One of the things I've been struggling with as a democrat is the unanswered question -- is Obama going to push a progressive, centrist or conservative agenda. I honestly don't know. He's taken some of Hillary Clinton's plans and said he'd advocate for those, some of John Edward's as well. But then, apparently he's taken some of Ron Paul's and Rudi Guiliani's ideas as well. Good ideas are everywhere, but I want my president to be able to discern good ideas from bad ones. I've suffered for 7 years 2 months under a president whose ideas were not his own, and as such he didn't have the ability to adjust and steer new courses when things went terribly awry. I don't want that again.
In today's Washington Post there was an editorial called Obama Enigma. Part of it talked about his reputation as the most liberal senator in the Senate, and then there was this:
"Yes, but where is Mr. Obama most comfortable himself? Where would he strive to take the country? It is possible to draw conflicting lessons from his record. As New York Times columnist David Brooks has pointed out, Mr. Obama was not part of the bipartisan Gang of 14 that tried to avert a showdown on judicial filibusters; he was not among the 68 senators voting for a bipartisan agreement on the Foreign Intelligence Surveillance Act; he dissented from the part of the bipartisan immigration deal that displeased unions. His campaign platform is orthodox liberal Democratic fare. So is Mr. Obama a standard liberal clad in the soothing language of inclusiveness?
Perhaps, but one could read the record and arrive at a different conclusion. Mr. Obama not only declined to filibuster Chief Justice John G. Roberts Jr.; he was initially inclined to vote for him, according to The Post's Perry Bacon Jr. Even in the heat of a primary campaign, he has shown some brief glimmers of divergence from the party line: He dared to mention the notion of "merit pay" in an appearance before the teachers union, and he told the Milwaukee Journal Sentinel editorial board that, although he is a "skeptic" about school vouchers, "I will not allow my predispositions to stand in the way of making sure that our kids can learn" if research shows that they work. His book "The Audacity of Hope" is laced with hints of a more complex Obama than the campaign trail version -- more conflicted, for instance, about the benefits of free trade than the campaign trail's NAFTA-basher. "In his view of history, in his respect for tradition, in his skepticism that the world can be changed any way but very, very slowly, Obama is deeply conservative. There are moments when he sounds almost Burkean," Larissa McFarquhar wrote in the New Yorker last year.
The closing weeks of a primary campaign aren't especially conducive to thoughtful discussions of political philosophy. But if not now, when? Mr. Obama's rhetoric about bridging partisan differences has been inspiring, his personal story is moving and his qualities of leadership are undoubted. But do voters understand where, exactly, he would like to lead them?"
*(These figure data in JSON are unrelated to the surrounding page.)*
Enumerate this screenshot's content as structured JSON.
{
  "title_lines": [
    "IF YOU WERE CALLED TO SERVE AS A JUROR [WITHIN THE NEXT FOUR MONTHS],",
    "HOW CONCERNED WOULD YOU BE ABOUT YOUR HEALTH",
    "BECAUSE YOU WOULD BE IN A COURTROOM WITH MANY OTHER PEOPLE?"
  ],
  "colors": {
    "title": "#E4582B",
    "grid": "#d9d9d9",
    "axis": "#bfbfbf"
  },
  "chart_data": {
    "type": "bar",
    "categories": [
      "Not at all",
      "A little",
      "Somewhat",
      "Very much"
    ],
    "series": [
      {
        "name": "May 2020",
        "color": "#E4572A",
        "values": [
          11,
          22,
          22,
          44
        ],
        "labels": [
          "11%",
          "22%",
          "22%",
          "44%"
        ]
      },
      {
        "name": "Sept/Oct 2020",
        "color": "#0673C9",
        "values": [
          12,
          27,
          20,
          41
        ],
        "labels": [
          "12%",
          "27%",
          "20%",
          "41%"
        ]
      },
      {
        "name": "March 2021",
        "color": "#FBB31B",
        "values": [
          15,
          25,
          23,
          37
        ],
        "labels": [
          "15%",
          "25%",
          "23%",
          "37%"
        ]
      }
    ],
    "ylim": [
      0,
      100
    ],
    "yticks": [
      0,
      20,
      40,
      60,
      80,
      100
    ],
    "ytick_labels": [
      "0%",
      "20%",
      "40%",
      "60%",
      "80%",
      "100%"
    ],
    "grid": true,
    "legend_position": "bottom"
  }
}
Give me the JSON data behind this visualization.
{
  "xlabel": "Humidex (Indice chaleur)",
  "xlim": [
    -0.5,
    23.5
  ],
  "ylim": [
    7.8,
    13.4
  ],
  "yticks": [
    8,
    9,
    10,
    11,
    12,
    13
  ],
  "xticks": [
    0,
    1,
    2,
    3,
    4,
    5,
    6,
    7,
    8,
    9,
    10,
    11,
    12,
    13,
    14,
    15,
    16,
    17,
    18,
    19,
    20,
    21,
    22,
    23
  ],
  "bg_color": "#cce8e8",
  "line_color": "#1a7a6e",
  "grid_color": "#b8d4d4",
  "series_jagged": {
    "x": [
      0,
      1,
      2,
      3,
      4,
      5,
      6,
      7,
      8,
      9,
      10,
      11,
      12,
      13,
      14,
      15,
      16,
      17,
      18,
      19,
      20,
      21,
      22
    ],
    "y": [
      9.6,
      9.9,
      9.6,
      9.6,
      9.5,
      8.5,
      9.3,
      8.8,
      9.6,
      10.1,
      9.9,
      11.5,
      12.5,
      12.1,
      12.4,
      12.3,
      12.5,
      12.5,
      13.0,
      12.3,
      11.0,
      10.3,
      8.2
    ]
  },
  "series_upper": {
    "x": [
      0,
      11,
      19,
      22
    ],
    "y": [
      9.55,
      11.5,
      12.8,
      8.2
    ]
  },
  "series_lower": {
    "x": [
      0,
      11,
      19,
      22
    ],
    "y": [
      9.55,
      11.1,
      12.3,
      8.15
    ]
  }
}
To the last question, I know I don't. If BO prevails and wins the democratic nomination, I won't be able to support him unless it is clear that he won't support school vouchers, appoint justices like Roberts, cause further job loss by allowing businesses to remain unregulated and trade barriers unchallenged. I admit, Obama scares me for the fact that I don't believe that he intends to do the hard work of getting a progressive agenda passed. I believe he believes that there is some happy middle where republicans and democrats meet and that it has been some intransigent old-geezers that have kept us from the feel good moment of all being in agreement.
America was created with the challenge of being both free and equal. The two don't actually go together. If one is free to be racist in terms of who one lets eat at their diner, then we don't all have equal rights to enter a place of business and be treated with respect. This is fundamentally the argument between Republicans and Democrats, although Republicans are for freedom except as it applies to minorities, women, gays and lesbians. And apparently democrats aren't as willing to fight for women's rights as they are willing to fight for minority rights. (That's why women still earn 70c on the dollar to men, and why the media has been able to continuously use sexist and derogatory terms to describe Hillary without a word of protest from the democratic party.) At any rate, before I'd be willing to support BO I'd need to know if he was a Roberts, a reagan, or a roosevelt democrat. It makes a difference.